About a third of the way through, I flipped it over and read the author bio. I saw that he’s a former advertising creative director. Which made me nod and think, “Ah, that makes sense.” It made sense because through most of this book, I felt like behind the pretty well-crafted prose was smugness and the feeling you get from someone who thinks they’re funny. And I say this as an advertising creative director myself.
That’s not to say that this book isn’t funny. Lines like “I definitely preferred vodka to regular potatoes,” made me chuckle, sometimes out loud. And when the narrator spots a Huey Lewis album in a bar’s jukebox, he muses that only members of The News would intentionally play a Huey Lewis song. But these are all surface laughs. I kept hoping for more substance. But the more I read, the more I realized that was like waiting for wisdom in an episode of Jersey Shore (not coincidentally, this book spawned a TV series on MTV, the same network that birthed the Shore). Okay, I thought. The point of this book is that nothing of significance happens. This is Slackers for the new generation. But then something significant does happen—a literal life-and-death issue—and it seems heavy-handed.

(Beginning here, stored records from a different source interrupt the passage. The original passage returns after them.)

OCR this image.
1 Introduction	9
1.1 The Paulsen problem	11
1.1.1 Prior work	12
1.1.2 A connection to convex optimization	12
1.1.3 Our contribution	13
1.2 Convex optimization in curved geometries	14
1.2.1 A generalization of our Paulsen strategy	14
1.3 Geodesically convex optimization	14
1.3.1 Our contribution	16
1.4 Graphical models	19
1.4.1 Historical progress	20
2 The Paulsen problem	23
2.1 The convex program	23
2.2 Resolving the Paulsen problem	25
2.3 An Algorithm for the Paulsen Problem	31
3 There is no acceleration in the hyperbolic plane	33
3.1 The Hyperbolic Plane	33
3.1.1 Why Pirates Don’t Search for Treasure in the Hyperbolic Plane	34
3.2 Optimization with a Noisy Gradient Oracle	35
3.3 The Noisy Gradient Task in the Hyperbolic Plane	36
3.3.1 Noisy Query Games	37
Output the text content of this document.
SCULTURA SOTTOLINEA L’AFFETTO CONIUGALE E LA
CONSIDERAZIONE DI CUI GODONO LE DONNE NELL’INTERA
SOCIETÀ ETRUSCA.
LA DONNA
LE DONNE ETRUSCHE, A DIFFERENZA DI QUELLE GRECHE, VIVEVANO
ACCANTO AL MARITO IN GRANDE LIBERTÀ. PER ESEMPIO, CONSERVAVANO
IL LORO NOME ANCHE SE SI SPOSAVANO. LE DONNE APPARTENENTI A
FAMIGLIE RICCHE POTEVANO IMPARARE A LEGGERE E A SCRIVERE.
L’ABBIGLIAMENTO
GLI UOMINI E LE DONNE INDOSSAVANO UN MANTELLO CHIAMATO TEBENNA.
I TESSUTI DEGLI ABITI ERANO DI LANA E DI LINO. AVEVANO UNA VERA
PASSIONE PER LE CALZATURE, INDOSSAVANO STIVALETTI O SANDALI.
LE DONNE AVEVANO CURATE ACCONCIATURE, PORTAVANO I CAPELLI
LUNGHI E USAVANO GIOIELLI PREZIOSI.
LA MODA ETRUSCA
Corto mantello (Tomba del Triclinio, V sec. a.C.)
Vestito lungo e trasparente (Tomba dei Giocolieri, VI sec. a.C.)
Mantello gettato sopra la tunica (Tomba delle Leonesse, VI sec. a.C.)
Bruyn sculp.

All this sounds like I hated this book. I didn’t. It was like watching a decent sitcom. It starts off with a random, rather raunchy hookup involving the narrator’s refrigerator, and has a nice pace all the way through. The most interesting thing that happened as I read was that I found my feelings toward the narrator mirroring those of the other characters in the book. The narrator is a bit of a dick. Self-centered and unreliable—two of my least favorite traits. But like the characters in the novel, I found myself brought back time and again, little by little, by the narrator’s charm. And it’s really not fair to judge a novel based on what I wanted it to be. This was never supposed to be something deep. It’s cotton candy, which can be very good sometimes. I also think I’m just not in the demographic for this book. I may have enjoyed it more 15 years ago, when hanging out with friends, drinking myself into a stupor five nights a week and banging strange girls inside my open refrigerator were things that interested me. Not that any of that ever happened.